The 52nd GST Council meeting concluded today with no major discussion or decision on online gaming, casinos and horse racing being taken.
Speaking on the matter, Revenue Secretary Sanjay Malhotra said that there was very little discussion on the matter. However, a major point that he clarified is that the tax notices are not retrospective in nature. According to him the law was already in existence and the liabilities were due for the online gaming companies, as a result.
The concerns raised by Delhi FM Atishi Marlena regarding the 28% GST rate and tax notices having adverse effect on the “sunrise sector” were also heard, but an in-depth discussion or a reversal of any previous decision was not made.
Malhotra also stated that so far 18 states have amended their GST laws to incorporate the 28% tax rate on online gaming, casinos and horse racing while 13 other states are yet to do so.

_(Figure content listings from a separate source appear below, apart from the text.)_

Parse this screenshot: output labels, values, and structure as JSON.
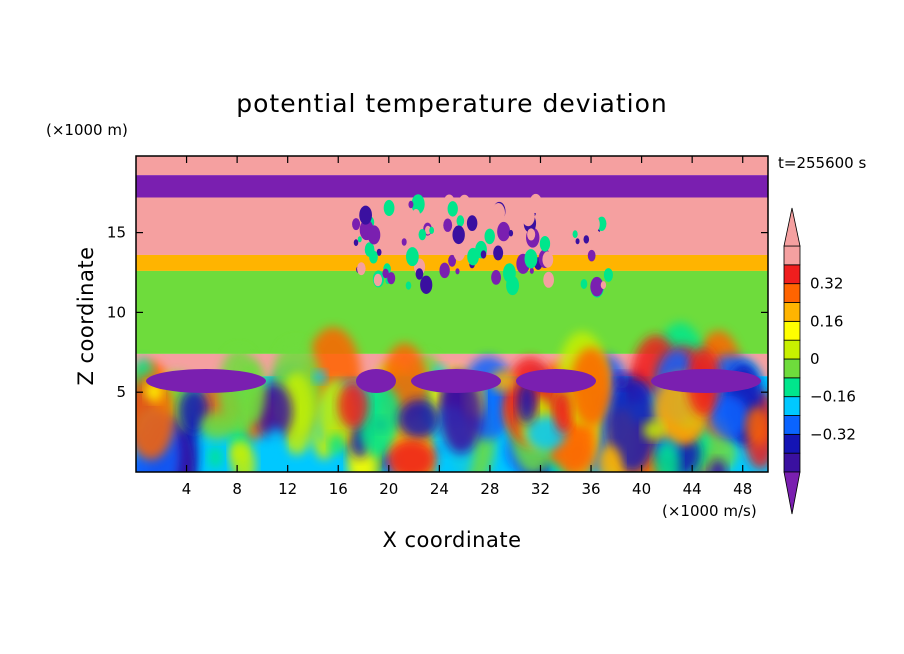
{
  "chart_data": {
    "type": "heatmap",
    "title": "potential temperature deviation",
    "xlabel": "X coordinate",
    "ylabel": "Z coordinate",
    "x_unit": "(×1000 m/s)",
    "y_unit": "(×1000 m)",
    "time_label": "t=255600 s",
    "xlim": [
      0,
      50
    ],
    "ylim": [
      0,
      19.8
    ],
    "x_ticks": [
      4,
      8,
      12,
      16,
      20,
      24,
      28,
      32,
      36,
      40,
      44,
      48
    ],
    "y_ticks": [
      5,
      10,
      15
    ],
    "colorbar": {
      "levels": [
        -0.48,
        -0.4,
        -0.32,
        -0.24,
        -0.16,
        -0.08,
        0,
        0.08,
        0.16,
        0.24,
        0.32,
        0.4,
        0.48
      ],
      "tick_labels": [
        {
          "value": 0.32,
          "label": "0.32"
        },
        {
          "value": 0.16,
          "label": "0.16"
        },
        {
          "value": 0,
          "label": "0"
        },
        {
          "value": -0.16,
          "label": "−0.16"
        },
        {
          "value": -0.32,
          "label": "−0.32"
        }
      ],
      "colors": [
        "#7a1fb0",
        "#3a10a0",
        "#1414b4",
        "#0a64ff",
        "#00c8ff",
        "#00e68c",
        "#6edc3c",
        "#c8f000",
        "#ffff00",
        "#ffb400",
        "#ff6400",
        "#f01e1e",
        "#f5a0a0"
      ],
      "extend": "both",
      "orientation": "vertical"
    },
    "field_description_bands": [
      {
        "z": [
          18.6,
          19.8
        ],
        "value": 0.5
      },
      {
        "z": [
          17.2,
          18.6
        ],
        "value": -0.5
      },
      {
        "z": [
          13.6,
          17.2
        ],
        "value": 0.5
      },
      {
        "z": [
          12.6,
          13.6
        ],
        "value": 0.2
      },
      {
        "z": [
          7.4,
          12.6
        ],
        "value": -0.02
      },
      {
        "z": [
          6.0,
          7.4
        ],
        "value": 0.5
      },
      {
        "z": [
          0,
          6.0
        ],
        "value": -0.2
      }
    ]
  }
}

After the recent implementation of the new GST regime, industry body All India Gaming Federation (AIGF) wrote to Malhotra asking for clarification on how tax will be levied in states where the new GST law has not come into effect.
The story so far
While the decision to levy 28% GST on full face value was arrived at with near unanimity in the 50th GST Council meeting on July 11, it was a shock to the online gaming industry as they were hoping the tax would be imposed on gross gaming revenue (GGR) which is the international standard.

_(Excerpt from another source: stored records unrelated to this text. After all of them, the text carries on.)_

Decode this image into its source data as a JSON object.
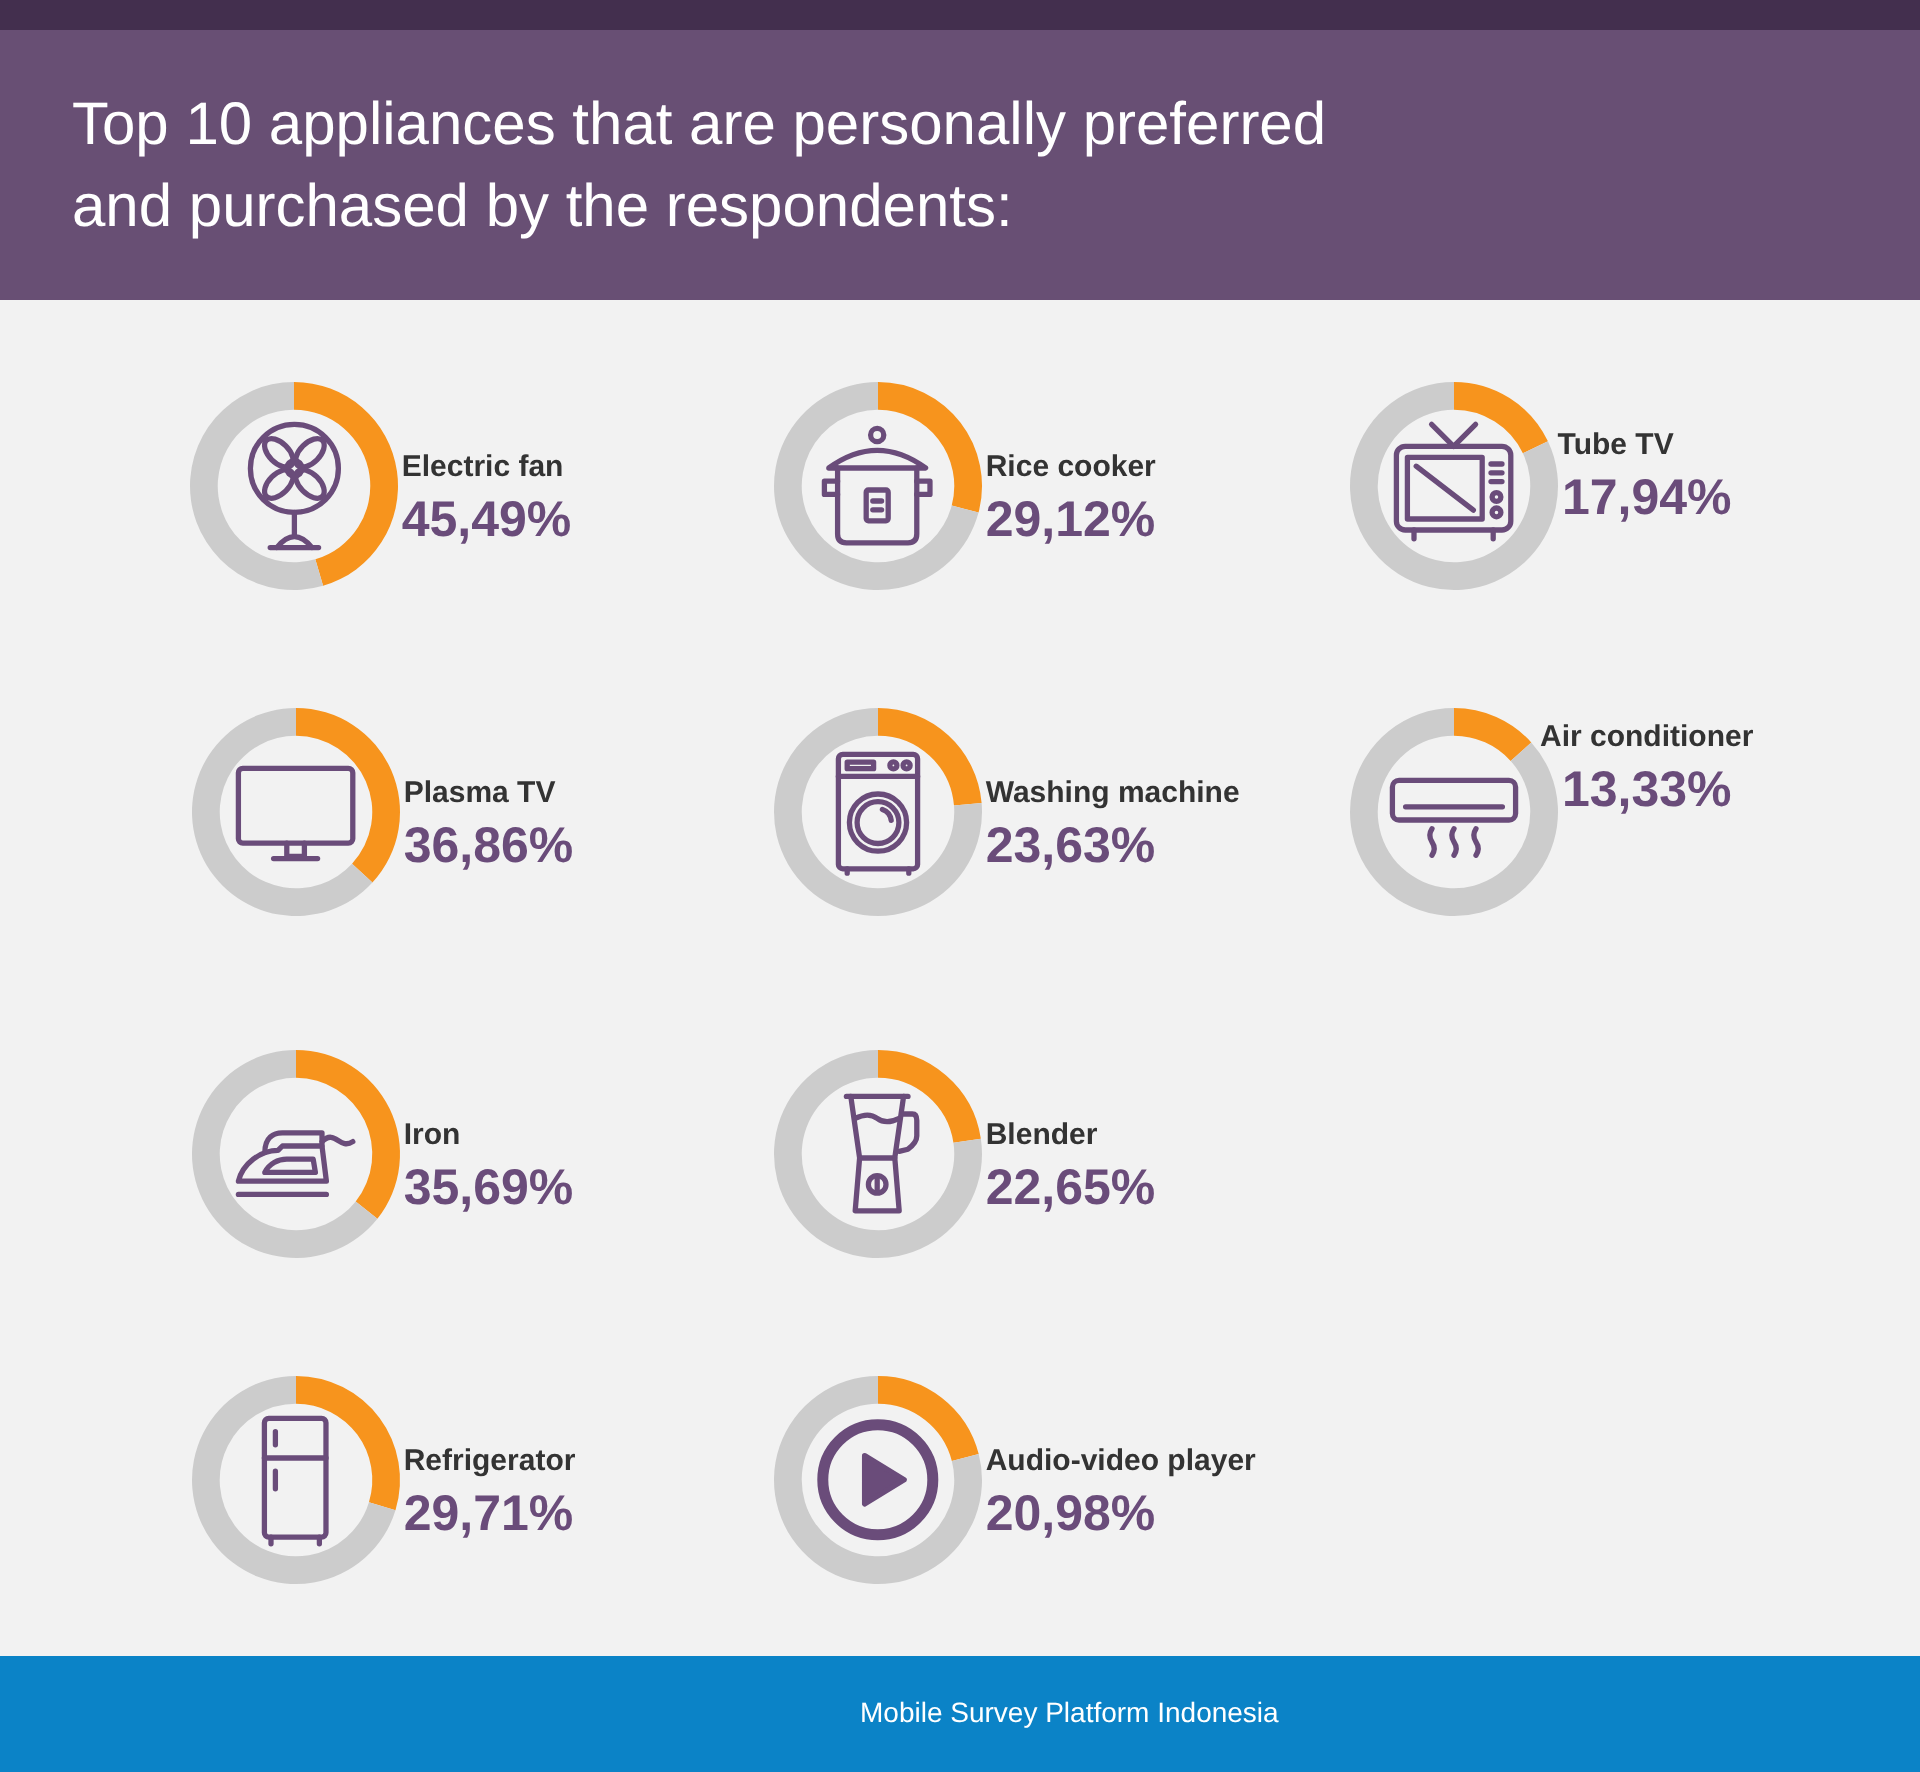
{
  "chart_data": [
    {
      "type": "other",
      "title": "Top 10 appliances that are personally preferred and purchased by the respondents:"
    },
    {
      "type": "donut",
      "categories": [
        "Electric fan",
        null
      ],
      "values": [
        45.49,
        54.51
      ],
      "colors": [
        "#f7941d",
        "#cccccc"
      ],
      "value_labels": [
        "45,49%",
        null
      ]
    },
    {
      "type": "donut",
      "categories": [
        "Rice cooker",
        null
      ],
      "values": [
        29.12,
        70.88
      ],
      "colors": [
        "#f7941d",
        "#cccccc"
      ],
      "value_labels": [
        "29,12%",
        null
      ]
    },
    {
      "type": "donut",
      "categories": [
        "Tube TV",
        null
      ],
      "values": [
        17.94,
        82.06
      ],
      "colors": [
        "#f7941d",
        "#cccccc"
      ],
      "value_labels": [
        "17,94%",
        null
      ]
    },
    {
      "type": "donut",
      "categories": [
        "Plasma TV",
        null
      ],
      "values": [
        36.86,
        63.14
      ],
      "colors": [
        "#f7941d",
        "#cccccc"
      ],
      "value_labels": [
        "36,86%",
        null
      ]
    },
    {
      "type": "donut",
      "categories": [
        "Washing machine",
        null
      ],
      "values": [
        23.63,
        76.37
      ],
      "colors": [
        "#f7941d",
        "#cccccc"
      ],
      "value_labels": [
        "23,63%",
        null
      ]
    },
    {
      "type": "donut",
      "categories": [
        "Air conditioner",
        null
      ],
      "values": [
        13.33,
        86.67
      ],
      "colors": [
        "#f7941d",
        "#cccccc"
      ],
      "value_labels": [
        "13,33%",
        null
      ]
    },
    {
      "type": "donut",
      "categories": [
        "Iron",
        null
      ],
      "values": [
        35.69,
        64.31
      ],
      "colors": [
        "#f7941d",
        "#cccccc"
      ],
      "value_labels": [
        "35,69%",
        null
      ]
    },
    {
      "type": "donut",
      "categories": [
        "Blender",
        null
      ],
      "values": [
        22.65,
        77.35
      ],
      "colors": [
        "#f7941d",
        "#cccccc"
      ],
      "value_labels": [
        "22,65%",
        null
      ]
    },
    {
      "type": "donut",
      "categories": [
        "Refrigerator",
        null
      ],
      "values": [
        29.71,
        70.29
      ],
      "colors": [
        "#f7941d",
        "#cccccc"
      ],
      "value_labels": [
        "29,71%",
        null
      ]
    },
    {
      "type": "donut",
      "categories": [
        "Audio-video player",
        null
      ],
      "values": [
        20.98,
        79.02
      ],
      "colors": [
        "#f7941d",
        "#cccccc"
      ],
      "value_labels": [
        "20,98%",
        null
      ]
    },
    {
      "type": "other",
      "annotations": [
        "Mobile Survey Platform Indonesia"
      ]
    }
  ]
}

In its 51st meeting soon after on August 2, the Council clarified that the tax will be levied on initial entry deposits and not on every contest entry amount, much to the relief of the industry. Despite that the industry still urges for a reconsideration, claiming that the increased GST rate will lead to layoffs, decreased revenue, closures, and gamers moving to illegal betting platforms.
On top of the 28% GST rate, the online gaming companies have also been receiving tax evasion show cause notices from the Directorate General of GST Intelligence (DGGI). The amounts demanded in these notices are much higher than the total revenue or valuation of the gaming companies.
A tax notice was first handed to Gameskraft for Rs 21,000 crore back in 2022. At the time, it was the biggest-ever indirect tax notice ever served to a company before it was overtaken by Rs 28,000 crore one to Dream11 earlier this month.
Due to this, the online gaming companies are now facing a threat of bankruptcy in case the Supreme Court rules in favour of the GST authorities.